Now I have been following the developments at KAIA with much interest over the past three decades. Not so much out of simple curiosity but more so as a frequent user who has had to contend with standards of service that were often surpassed by airports in poorer and less developed countries. I know I do not speak for myself alone when I bring up the horrendous details of travelers who have had to contend with unimaginable nightmares when all they wanted to do was simply get on a flight and depart without much fuss.

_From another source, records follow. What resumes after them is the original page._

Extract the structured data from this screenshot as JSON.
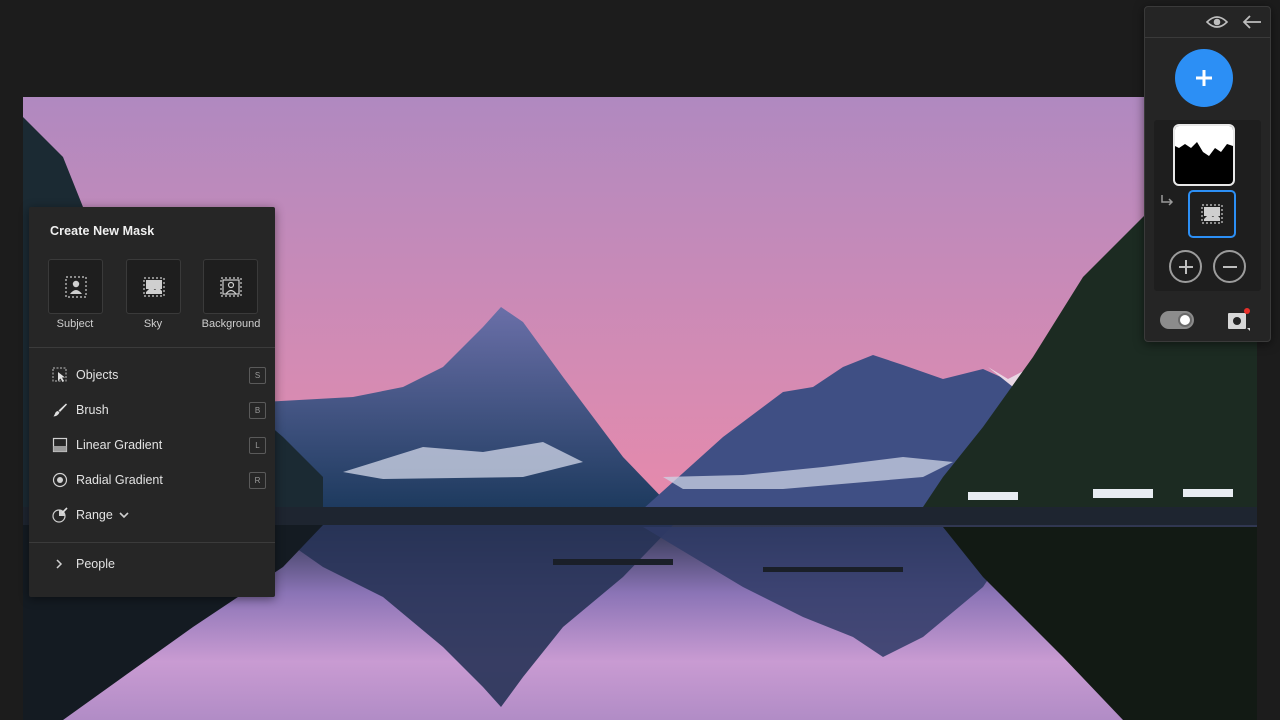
{
  "create_mask_panel": {
    "title": "Create New Mask",
    "quick_masks": [
      {
        "label": "Subject",
        "icon": "select-subject-icon"
      },
      {
        "label": "Sky",
        "icon": "select-sky-icon"
      },
      {
        "label": "Background",
        "icon": "select-background-icon"
      }
    ],
    "tools": [
      {
        "label": "Objects",
        "shortcut": "S",
        "icon": "objects-icon"
      },
      {
        "label": "Brush",
        "shortcut": "B",
        "icon": "brush-icon"
      },
      {
        "label": "Linear Gradient",
        "shortcut": "L",
        "icon": "linear-gradient-icon"
      },
      {
        "label": "Radial Gradient",
        "shortcut": "R",
        "icon": "radial-gradient-icon"
      },
      {
        "label": "Range",
        "icon": "range-icon"
      }
    ],
    "people_label": "People"
  },
  "masks_panel": {
    "header_icons": [
      "eye-icon",
      "back-arrow-icon"
    ],
    "add_button_icon": "plus-icon",
    "accent_color": "#2c8ff5",
    "add_icon": "add-circle-icon",
    "subtract_icon": "subtract-circle-icon",
    "overlay_toggle_on": true
  }
}
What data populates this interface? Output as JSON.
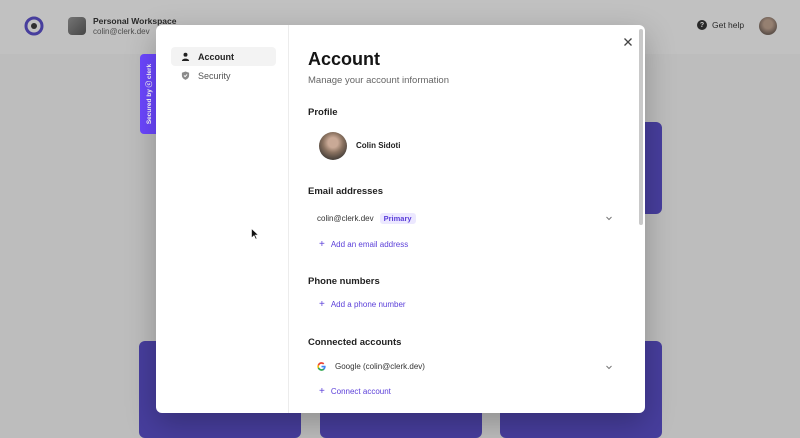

In the last few decades, bureaucrat upon bureaucrat came and went, all assuring the public that the new airport with state-of-the-art facilities was going to be up and running during his tenure. This has never happened and most of these men have long since disappeared to other pastures. But passengers continue to be disgruntled. This summer there has been a surge of discontent from passengers at the Kingdom's major airports for a host of reasons. Most of these are a rehash of the same set of tribulations of years gone by, and nothing seems to have been done to address the repeated set of complaints.

Thus, when I read of so much care and commitment given by GACA to the establishment of executive lounges, I wonder. Shouldn't the authorities first be focused on providing everyday passengers who make up the majority of fliers with the basic standards a traveler has come to expect? Shouldn't they focus on the persistent problems that plague our airports and resolve to find permanent solutions to them? Or should they simply ignore all of that and herald the establishment of an improved VIP lounge to cater to a small percentage of the traveling community?

However, in all honesty, I was not surprised by the news. I have come to expect such idiosyncrasies from most of our public service organizations who seem to forget whom they are meant to serve. Had they done otherwise, I would have indeed been tongue-tied, and this column would never have made it into print.